You can optionally configure settings, secrets, and team members who may have access to a pipeline afterward.
After a source code repository on Github, Bitbucket or Gitlab is authorized and added as a pipeline, every code change triggers a build and automated tests in a clean container configured for your requirements.
Runner¶
Runner defines an execution environment where your workflows and tasks are run. It is a virtual machine hosted by Razorops with an agent application installed. Currently we provide Ubuntu Linux and Docker VM environments having common build tools preinstalled.
Note
We offer built-in support for Linux and Docker-based pipelines currently. Support for MacOS, Windows, Android based runner is coming soon.
Agent¶
An agent is an executable that executes steps in a workflow run. It is generally pre-installed on a runner environment.
Workflow¶
A Workflow is a pipeline run triggered by a code change, webhook or API call. It's a set of rules for defining a collection of tasks and their execution order in a special file (.razorops.yaml
).
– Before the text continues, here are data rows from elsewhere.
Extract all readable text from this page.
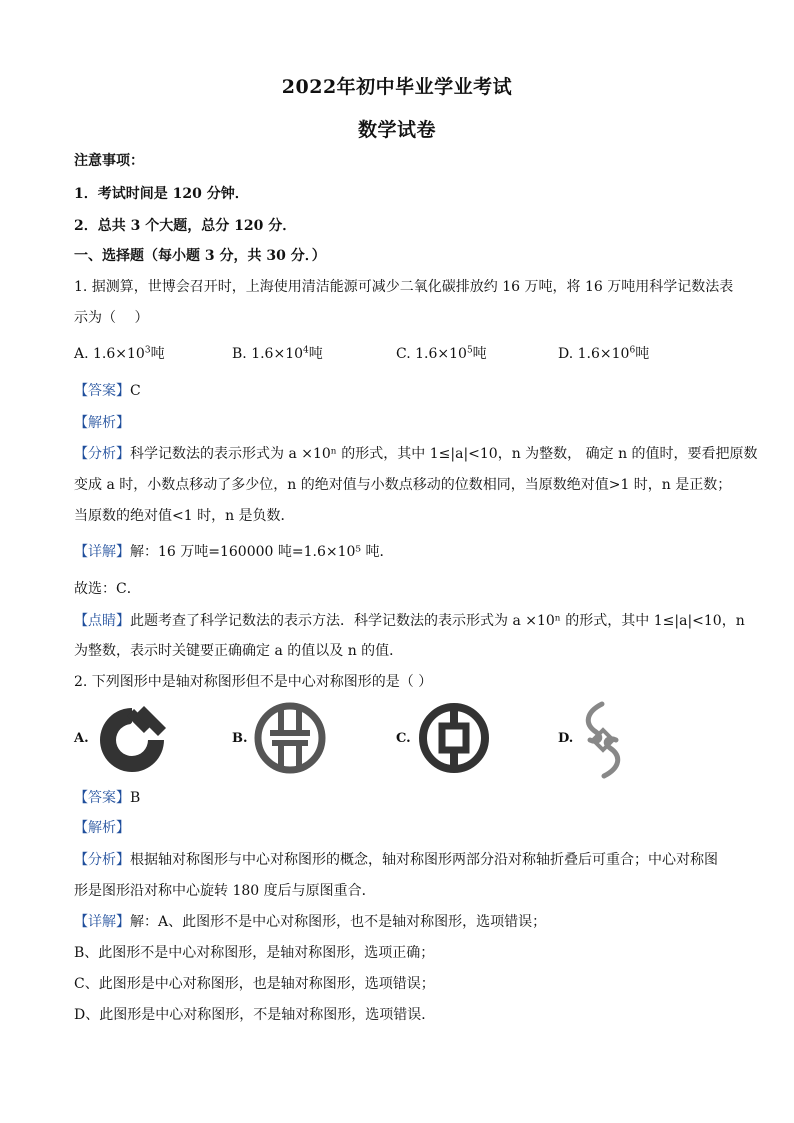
2022年初中毕业学业考试
数学试卷
注意事项：
1．考试时间是 120 分钟．
2．总共 3 个大题，总分 120 分．
一、选择题（每小题 3 分，共 30 分．）
1. 据测算，世博会召开时，上海使用清洁能源可减少二氧化碳排放约 16 万吨，将 16 万吨用科学记数法表
示为（　 ）
A. $1.6\times 10^3$吨	B. $1.6\times 10^4$吨	C. $1.6\times 10^5$吨	D. $1.6\times 10^6$吨
【答案】C
【解析】
【分析】科学记数法的表示形式为 a ×10ⁿ 的形式，其中 1≤|a|<10，n 为整数， 确定 n 的值时，要看把原数
变成 a 时，小数点移动了多少位，n 的绝对值与小数点移动的位数相同，当原数绝对值>1 时，n 是正数；
当原数的绝对值<1 时，n 是负数．
【详解】解：16 万吨=160000 吨=1.6×10⁵ 吨．
故选：C．
【点睛】此题考查了科学记数法的表示方法．科学记数法的表示形式为 a ×10ⁿ 的形式，其中 1≤|a|<10，n
为整数，表示时关键要正确确定 a 的值以及 n 的值．
2. 下列图形中是轴对称图形但不是中心对称图形的是（ ）
A.	B.	C.	D.
【答案】B
【解析】
【分析】根据轴对称图形与中心对称图形的概念，轴对称图形两部分沿对称轴折叠后可重合；中心对称图
形是图形沿对称中心旋转 180 度后与原图重合．
【详解】解：A、此图形不是中心对称图形，也不是轴对称图形，选项错误；
B、此图形不是中心对称图形，是轴对称图形，选项正确；
C、此图形是中心对称图形，也是轴对称图形，选项错误；
D、此图形是中心对称图形，不是轴对称图形，选项错误．
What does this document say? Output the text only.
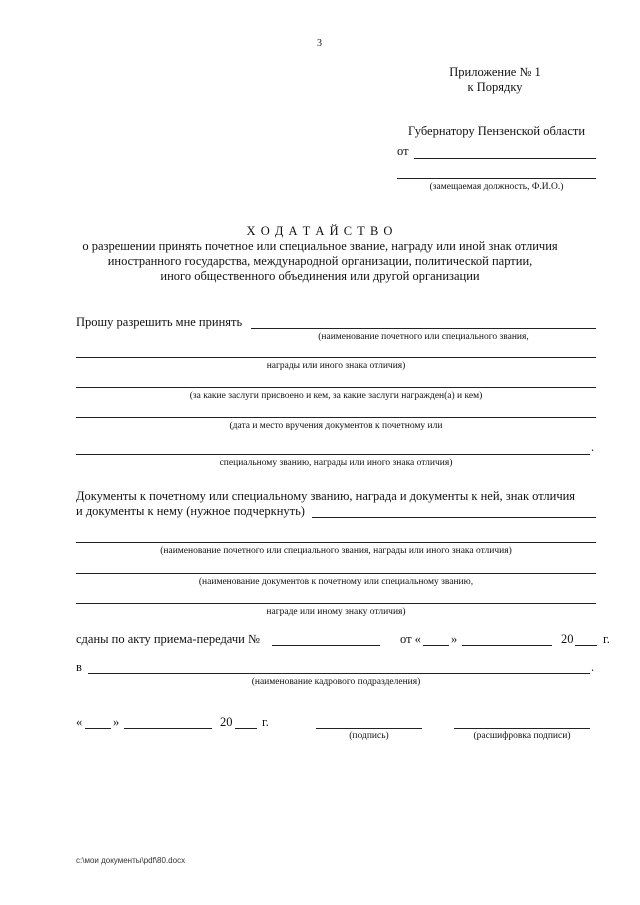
3
Приложение № 1
к Порядку
Губернатору Пензенской области
от
(замещаемая должность, Ф.И.О.)
Х О Д А Т А Й С Т В О
о разрешении принять почетное или специальное звание, награду или иной знак отличия
иностранного государства, международной организации, политической партии,
иного общественного объединения или другой организации
Прошу разрешить мне принять
(наименование почетного или специального звания,
награды или иного знака отличия)
(за какие заслуги присвоено и кем, за какие заслуги награжден(а) и кем)
(дата и место вручения документов к почетному или
.
специальному званию, награды или иного знака отличия)
Документы к почетному или специальному званию, награда и документы к ней, знак отличия
и документы к нему (нужное подчеркнуть)
(наименование почетного или специального звания, награды или иного знака отличия)
(наименование документов к почетному или специальному званию,
награде или иному знаку отличия)
сданы по акту приема-передачи №	от « »	20 г.
в	.
(наименование кадрового подразделения)
« »	20 г.
(подпись)	(расшифровка подписи)
c:\мои документы\pdf\80.docx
Workflows are implemented as a directed acyclic graph (DAG) of tasks for flexibility. A workflow consists of multiple tasks, each of which will be run in a defined order. If a task fails, then the workflow is considered failed and the following tasks will not be started.
Run¶
An instance of your workflow that runs tasks defined in the YAML spec file. It's an automated process and executes independently of each other having their own logs, events, workspace and temporary directories.
Workspace¶
A workspace is a working directory shared by all steps in a task. A workspace stores data unique to the task, which may be needed in downstream tasks. In the beginning of a pipeline, source code is checked out to the workspace. The command for every step bootstraps in the workspace. During a pipeline execution, the artifacts from a previous step will be available in future steps. The working directory is an ephemeral volume and will be cleaned out when a pipeline execution is finished.
Layers¶
It provides support for persisting and downloading files or directories between tasks in a workflow. For more details, see "Working with layers".
Task¶
A task consists of multiple steps (shell commands), each of which will be run in order. If a step in a task fails, then the task is considered failed, and unless specified otherwise, the rest of the steps in the task will not be run.
Step¶
A step is an individual process that can run commands or defined actions. A task configures one or more steps. Each step in a task executes on the same runner, allowing the actions in that task to share information using the filesystem.
Artifact¶
Artifacts are the files created when you build and test your code and want to view after a workflow completes. For example, artifacts might include binary or package files, test results, screenshots, or log files. Artifacts are associated with the workflow run where they were created and can be used by another job or deployed. For more details, see "Using artifacts".
Cache¶
It helps to reduce runtime between subsequent workflow runs by caching external build dependencies or directories, like third-party libraries. If a task downloads dependencies from the internet, which can take a lot of time, we recommend to cache such dependencies on the first run and reuse for later runs. For more details, see "Caching dependencies".
Report¶
Report helps to identify changes and visualize the test metrics easily without having to check the entire log and workflows history. It provides support for generating insights from Junit tests and HTML previews from coverage reports for most languages.